Last night's Metropolitan Museum Gala stirred up a lot of celeb gawking over at WWD. We don't do galleries of famous people (unless you count designers or socialites of substance, but Getty doesn't really offer boring stuff like that) but we will say that there were some pretty fabulous dresses for the event. If you're interested in, you know, the exhibit, check out our little preview here.
Adidas' net gains jumped 32 percent in the first quarter despite the recently acquired Reebock, which is not doing so well. We're pretty sure the discord between Reebock and a thriving Adidas has to do with one of two things. Either it's Yohji Yamamoto's Y-3 line with Adidas that's making the brand, overall, feel pretty cool indeed, or, it's that the "All Day I Dream About Sex" acronym-joke has been deeply embedded in the subconscious of an entire generation of (now) adult consumers.
Vivienne Westwood contradicts herself and it's actually kind of infuriating. The designer put on a play called, "Manifesto: Active Resistance to Propaganda" last week in which she narrated her ideas about anti-consumerism. The play starred socialite, and otherwise vapid good-for-nothing, Peaches Geldof dressed up as Alice from Alice in Wonderland. When asked about her position in regard to her thriving, mass produced, ever-changing fashion line, Westwood said,
"Yes, I am sorry for that, and I'm afraid I don't really know how to answer that question...I'd like to do less, but there are people dependent on me now. My thing has always been, just let me finish this pair of trousers and then I can read my book. We've all got to wear something, I suppose. So my advice would be to buy quality. Choose well. I think there's a certain status in seeing someone wearing the same thing over and over again."[British Vogue]

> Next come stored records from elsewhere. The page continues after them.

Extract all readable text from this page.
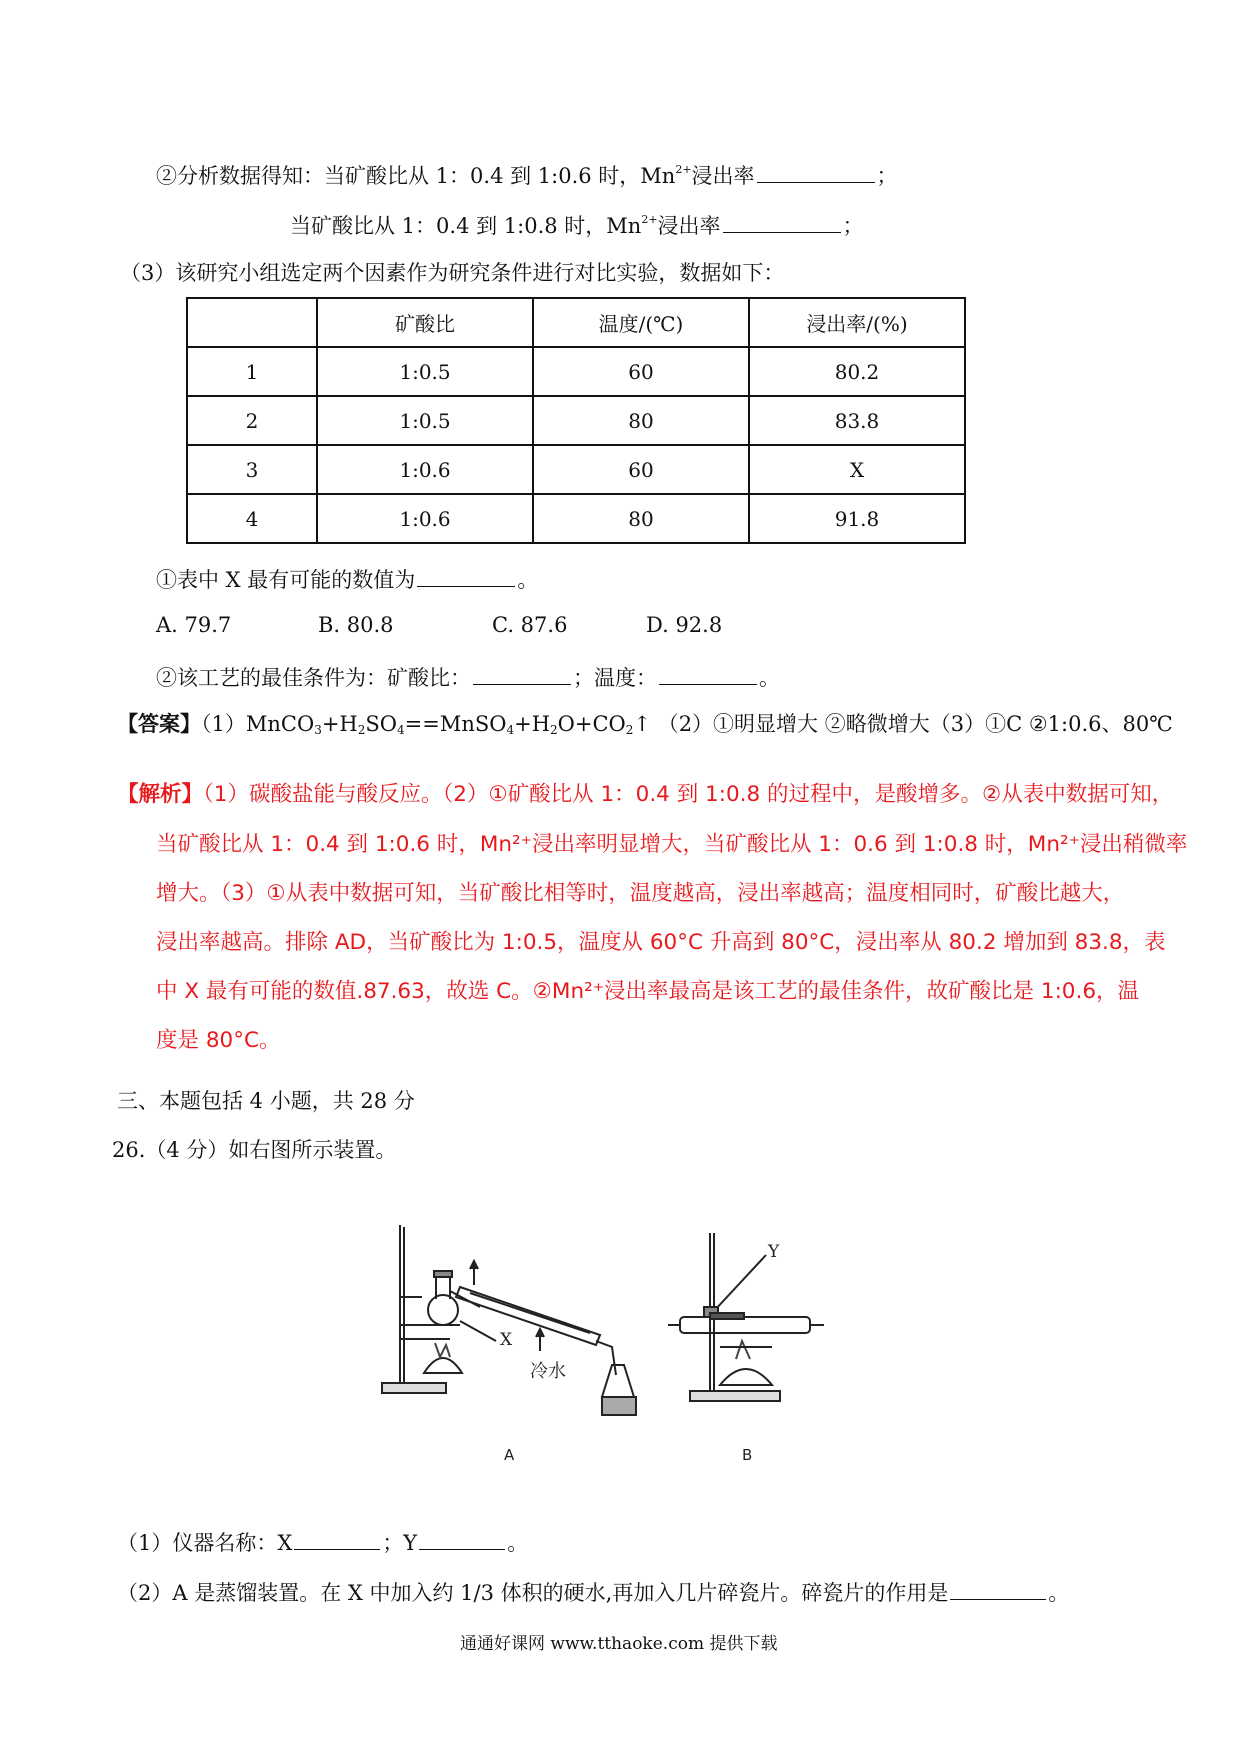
②分析数据得知：当矿酸比从 1：0.4 到 1:0.6 时，$Mn^{2+}$浸出率	；
当矿酸比从 1：0.4 到 1:0.8 时，$Mn^{2+}$浸出率	；
（3）该研究小组选定两个因素作为研究条件进行对比实验，数据如下：
	矿酸比	温度/(℃)	浸出率/(%)
1	1:0.5	60	80.2
2	1:0.5	80	83.8
3	1:0.6	60	X
4	1:0.6	80	91.8
①表中 X 最有可能的数值为	。
A. 79.7	B. 80.8	C. 87.6	D. 92.8
②该工艺的最佳条件为：矿酸比：	；温度：	。
【答案】$(1)MnCO_3+H_2SO_4==MnSO_4+H_2O+CO_2↑$ （2）①明显增大 ②略微增大（3）①C ②1:0.6、80℃
【解析】（1）碳酸盐能与酸反应。（2）①矿酸比从 1：0.4 到 1:0.8 的过程中，是酸增多。②从表中数据可知，
当矿酸比从 1：0.4 到 1:0.6 时，Mn²⁺浸出率明显增大，当矿酸比从 1：0.6 到 1:0.8 时，Mn²⁺浸出稍微率
增大。（3）①从表中数据可知，当矿酸比相等时，温度越高，浸出率越高；温度相同时，矿酸比越大，
浸出率越高。排除 AD，当矿酸比为 1:0.5，温度从 60°C 升高到 80°C，浸出率从 80.2 增加到 83.8，表
中 X 最有可能的数值.87.63，故选 C。②Mn²⁺浸出率最高是该工艺的最佳条件，故矿酸比是 1:0.6，温
度是 80°C。
三、本题包括 4 小题，共 28 分
26.（4 分）如右图所示装置。
X
冷水
A
Y
B
（1）仪器名称：X	；Y	。
（2）A 是蒸馏装置。在 X 中加入约 1/3 体积的硬水,再加入几片碎瓷片。碎瓷片的作用是	。
通通好课网 www.tthaoke.com 提供下载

U.S. trade policies concerning textiles should shift considerably with the new administration and increasing competition with Asia. Already, trade barriers in the Western Hemisphere are lessening and sourcing textiles from these countries, more common. The Bush administration is particularly responsible for these changes. Eleven of the 14 countries with which the U.S. has free trade agreements have become so since 2002.